Первым шагом к этому политическому положению стало вступление в определенный клуб, где его лидеры проигрывали в азартные игры свои деньги и пропивали рассудок, а именно — в клуб Брукса. Истинными же «красавчиками» были эти великие патриоты-виги, когда их выпускали гулять на эти угодья! Ставки за столами составляли по двадцать или пятьдесят гиней, но быстро взлетали до сотен. Какая разница Чарльзу Джеймсу Фоксу, Человеку народа, проиграл ли он за ночь пять, семь или десять тысяч, если половина бралась из карманов его отца, а другая половина — из еврейских карманов, чьи холеные толстогубые владельцы толпились в его «иерусалимской горнице», как он называл свою заднюю гостиную, — безумно радые «одолжить» ему любую сумму? Неистовую страсть к азартным играм в этом паноптикуме можно понять по правилу клуба, которое сочли необходимым ввести, чтобы запретить их в столовой, однако к нему сделали поистине британское исключение, позволявшее двум членам парламента в те дни или любым двум «джентльменам» орлянки ради разыграть то, что они заказали.

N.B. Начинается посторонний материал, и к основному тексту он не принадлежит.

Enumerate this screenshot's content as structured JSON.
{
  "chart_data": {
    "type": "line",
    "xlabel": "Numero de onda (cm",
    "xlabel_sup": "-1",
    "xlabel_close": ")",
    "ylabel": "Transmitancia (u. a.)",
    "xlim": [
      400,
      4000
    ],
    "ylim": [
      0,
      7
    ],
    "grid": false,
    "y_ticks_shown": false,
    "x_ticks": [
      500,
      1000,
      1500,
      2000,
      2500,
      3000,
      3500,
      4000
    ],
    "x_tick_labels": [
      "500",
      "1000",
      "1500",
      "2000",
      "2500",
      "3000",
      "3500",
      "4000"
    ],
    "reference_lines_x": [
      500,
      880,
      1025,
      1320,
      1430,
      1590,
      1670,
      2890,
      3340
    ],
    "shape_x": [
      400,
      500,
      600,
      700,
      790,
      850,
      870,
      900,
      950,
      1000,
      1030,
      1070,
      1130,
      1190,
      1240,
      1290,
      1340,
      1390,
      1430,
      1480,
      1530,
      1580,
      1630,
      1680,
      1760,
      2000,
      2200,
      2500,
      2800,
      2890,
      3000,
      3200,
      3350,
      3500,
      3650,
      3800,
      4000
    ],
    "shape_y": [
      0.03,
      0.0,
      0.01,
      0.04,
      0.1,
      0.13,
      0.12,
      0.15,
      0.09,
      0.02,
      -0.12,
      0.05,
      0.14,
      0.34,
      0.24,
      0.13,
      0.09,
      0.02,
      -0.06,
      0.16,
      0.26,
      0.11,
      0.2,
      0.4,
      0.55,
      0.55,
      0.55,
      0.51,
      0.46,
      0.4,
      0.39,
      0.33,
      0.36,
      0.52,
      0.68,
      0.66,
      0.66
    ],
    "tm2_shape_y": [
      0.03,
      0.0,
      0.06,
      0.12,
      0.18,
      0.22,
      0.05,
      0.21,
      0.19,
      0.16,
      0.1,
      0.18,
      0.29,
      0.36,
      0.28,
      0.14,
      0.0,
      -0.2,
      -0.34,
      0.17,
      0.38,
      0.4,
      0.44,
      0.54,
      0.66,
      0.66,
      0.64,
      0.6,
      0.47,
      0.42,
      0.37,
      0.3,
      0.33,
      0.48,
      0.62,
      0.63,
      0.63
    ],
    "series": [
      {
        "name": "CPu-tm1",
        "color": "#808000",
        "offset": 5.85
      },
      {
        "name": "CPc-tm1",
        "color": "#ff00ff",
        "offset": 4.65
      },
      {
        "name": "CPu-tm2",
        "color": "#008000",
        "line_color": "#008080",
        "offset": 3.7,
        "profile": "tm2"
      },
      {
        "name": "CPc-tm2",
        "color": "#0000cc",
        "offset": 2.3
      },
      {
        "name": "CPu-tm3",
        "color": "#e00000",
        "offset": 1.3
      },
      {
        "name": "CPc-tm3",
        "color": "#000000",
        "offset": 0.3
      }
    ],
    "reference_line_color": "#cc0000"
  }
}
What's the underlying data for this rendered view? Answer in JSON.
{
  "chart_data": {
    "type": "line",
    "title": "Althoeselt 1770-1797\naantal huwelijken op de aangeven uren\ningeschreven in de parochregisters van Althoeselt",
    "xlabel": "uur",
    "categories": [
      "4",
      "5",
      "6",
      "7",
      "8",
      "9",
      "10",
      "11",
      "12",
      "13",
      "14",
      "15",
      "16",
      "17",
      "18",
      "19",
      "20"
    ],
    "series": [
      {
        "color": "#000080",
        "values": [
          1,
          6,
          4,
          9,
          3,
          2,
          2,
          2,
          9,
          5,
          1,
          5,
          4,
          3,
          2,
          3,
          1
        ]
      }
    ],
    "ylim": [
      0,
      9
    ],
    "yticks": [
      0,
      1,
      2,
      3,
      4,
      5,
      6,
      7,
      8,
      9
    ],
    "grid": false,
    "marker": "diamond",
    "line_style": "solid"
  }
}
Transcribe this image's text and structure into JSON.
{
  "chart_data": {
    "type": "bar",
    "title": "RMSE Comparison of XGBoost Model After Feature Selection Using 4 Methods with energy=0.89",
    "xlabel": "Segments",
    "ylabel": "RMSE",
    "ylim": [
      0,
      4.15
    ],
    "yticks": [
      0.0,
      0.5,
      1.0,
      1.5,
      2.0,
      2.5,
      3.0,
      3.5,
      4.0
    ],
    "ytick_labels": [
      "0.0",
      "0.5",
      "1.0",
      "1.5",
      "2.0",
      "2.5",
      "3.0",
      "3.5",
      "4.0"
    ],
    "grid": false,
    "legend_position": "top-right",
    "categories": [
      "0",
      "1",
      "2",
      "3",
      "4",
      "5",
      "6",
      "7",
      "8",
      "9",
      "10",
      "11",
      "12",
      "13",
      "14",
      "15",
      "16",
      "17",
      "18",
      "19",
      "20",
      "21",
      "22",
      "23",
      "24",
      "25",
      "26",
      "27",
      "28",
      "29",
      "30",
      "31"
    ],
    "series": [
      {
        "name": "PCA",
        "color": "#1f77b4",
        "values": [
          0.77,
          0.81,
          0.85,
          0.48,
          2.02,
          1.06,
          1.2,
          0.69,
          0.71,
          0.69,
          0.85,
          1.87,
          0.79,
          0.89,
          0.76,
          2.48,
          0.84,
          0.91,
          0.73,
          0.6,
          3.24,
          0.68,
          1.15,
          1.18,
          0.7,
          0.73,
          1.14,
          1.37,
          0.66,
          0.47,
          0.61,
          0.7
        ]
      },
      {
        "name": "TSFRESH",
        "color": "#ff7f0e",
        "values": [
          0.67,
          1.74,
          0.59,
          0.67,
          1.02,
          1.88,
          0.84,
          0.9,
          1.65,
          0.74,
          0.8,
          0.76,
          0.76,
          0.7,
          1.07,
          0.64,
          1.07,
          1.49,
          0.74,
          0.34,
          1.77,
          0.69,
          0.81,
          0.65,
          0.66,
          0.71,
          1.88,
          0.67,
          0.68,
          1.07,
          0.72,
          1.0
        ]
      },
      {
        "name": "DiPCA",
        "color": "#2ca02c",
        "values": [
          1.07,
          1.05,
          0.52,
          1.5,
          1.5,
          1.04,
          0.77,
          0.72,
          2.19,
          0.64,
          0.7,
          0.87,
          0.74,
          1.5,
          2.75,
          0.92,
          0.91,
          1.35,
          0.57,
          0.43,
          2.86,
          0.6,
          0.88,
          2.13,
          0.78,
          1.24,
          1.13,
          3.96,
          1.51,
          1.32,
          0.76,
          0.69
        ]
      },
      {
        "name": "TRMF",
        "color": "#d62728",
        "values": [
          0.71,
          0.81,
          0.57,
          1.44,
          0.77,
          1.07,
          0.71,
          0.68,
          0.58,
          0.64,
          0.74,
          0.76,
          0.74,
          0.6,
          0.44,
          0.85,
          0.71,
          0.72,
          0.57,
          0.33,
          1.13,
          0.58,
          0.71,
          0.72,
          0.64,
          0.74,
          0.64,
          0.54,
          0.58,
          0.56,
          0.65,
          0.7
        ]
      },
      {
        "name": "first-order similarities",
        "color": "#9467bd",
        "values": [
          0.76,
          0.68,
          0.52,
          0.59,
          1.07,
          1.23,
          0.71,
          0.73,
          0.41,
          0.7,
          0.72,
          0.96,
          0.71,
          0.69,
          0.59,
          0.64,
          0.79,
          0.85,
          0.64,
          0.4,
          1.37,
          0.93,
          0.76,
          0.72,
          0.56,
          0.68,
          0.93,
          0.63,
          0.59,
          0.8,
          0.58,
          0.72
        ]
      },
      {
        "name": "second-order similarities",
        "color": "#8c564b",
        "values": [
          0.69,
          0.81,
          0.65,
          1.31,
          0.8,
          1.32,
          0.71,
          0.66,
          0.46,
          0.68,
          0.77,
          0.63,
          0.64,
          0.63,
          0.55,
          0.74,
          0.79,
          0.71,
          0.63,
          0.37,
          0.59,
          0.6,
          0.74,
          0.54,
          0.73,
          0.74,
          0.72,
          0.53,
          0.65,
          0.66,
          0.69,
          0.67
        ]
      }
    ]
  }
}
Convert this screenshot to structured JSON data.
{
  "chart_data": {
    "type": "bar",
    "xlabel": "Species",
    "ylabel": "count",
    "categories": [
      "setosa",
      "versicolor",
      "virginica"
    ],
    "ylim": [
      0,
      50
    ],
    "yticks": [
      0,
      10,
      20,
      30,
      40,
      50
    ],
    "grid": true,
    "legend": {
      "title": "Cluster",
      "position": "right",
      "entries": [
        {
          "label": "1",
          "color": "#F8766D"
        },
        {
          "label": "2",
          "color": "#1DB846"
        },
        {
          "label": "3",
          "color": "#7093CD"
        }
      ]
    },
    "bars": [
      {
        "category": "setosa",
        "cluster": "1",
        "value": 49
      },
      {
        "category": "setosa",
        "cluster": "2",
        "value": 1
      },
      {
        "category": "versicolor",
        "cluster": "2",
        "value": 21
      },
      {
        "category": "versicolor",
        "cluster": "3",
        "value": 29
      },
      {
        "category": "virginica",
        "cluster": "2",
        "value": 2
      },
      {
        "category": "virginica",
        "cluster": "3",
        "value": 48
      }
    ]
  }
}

Это прелестное пристанище завсегдатаев кутежей было изначально основано в Пэлл-Мэлл в 1764 году, а его управляющим являлся тот самый Алмак, который впоследствии открыл женский клуб в помещениях, ныне именуемых залами Уиллиса на Кинг-стрит в Сент-Джеймсе; ему же принадлежал знаменитый «Тэтчед Хаус», и его Гилли Уильямс описывал как человека со «шотландским лицом в парике с косичкой», прислуживающего дамам за ужином. В 1778 году Брукс — винный торговец и ростовщик, которого Тикелл в своей знаменитой поэме «Послание от почтенного Чарльза Фокса, охотящегося на куропаток, почтенному Джону Таунсенду, совершающему морской круид» описывает следующими строками:
«И знай, у Брукса я купил отменный хрустящий шампанского бокал,
У щедрого Брукса, чья коммерческая жилка
— лишь краткий кредит и векселей развилка:
Вскормленный в клубах, презрел он торгаша ремесло,
Доверять рад безмерно, плату брать тяжело —»
построил и открыл нынешнее здание клуба на Сент-Джеймс-стрит, куда и переселились члены Алмака. Однако коммерческая жилка Брукса не сделала его богатым человеком, а «джентльмены», с которыми он имел дело, возможно, были чересчур джентльменами, чтобы платить ему. Он умер бедняком в 1782 году. В Алмаке первоначально состояло двадцать семь человек, и одним из них был К. Дж. Фокс. Историк Гиббон действительно являлся его членом и отмечал, что, несмотря на повальное увлечение азартными играми, он находил тамошнее общество разумным и занимательным. Сэр Джошуа Рейнольдс тоже страстно желал стать членом клуба. «Вы только посмотрите, — заявлял по этому поводу Топхэм Боклер, — на что благородное честолюбие способно толкнуть человека. Эта берлога еще не открыта» и т. д.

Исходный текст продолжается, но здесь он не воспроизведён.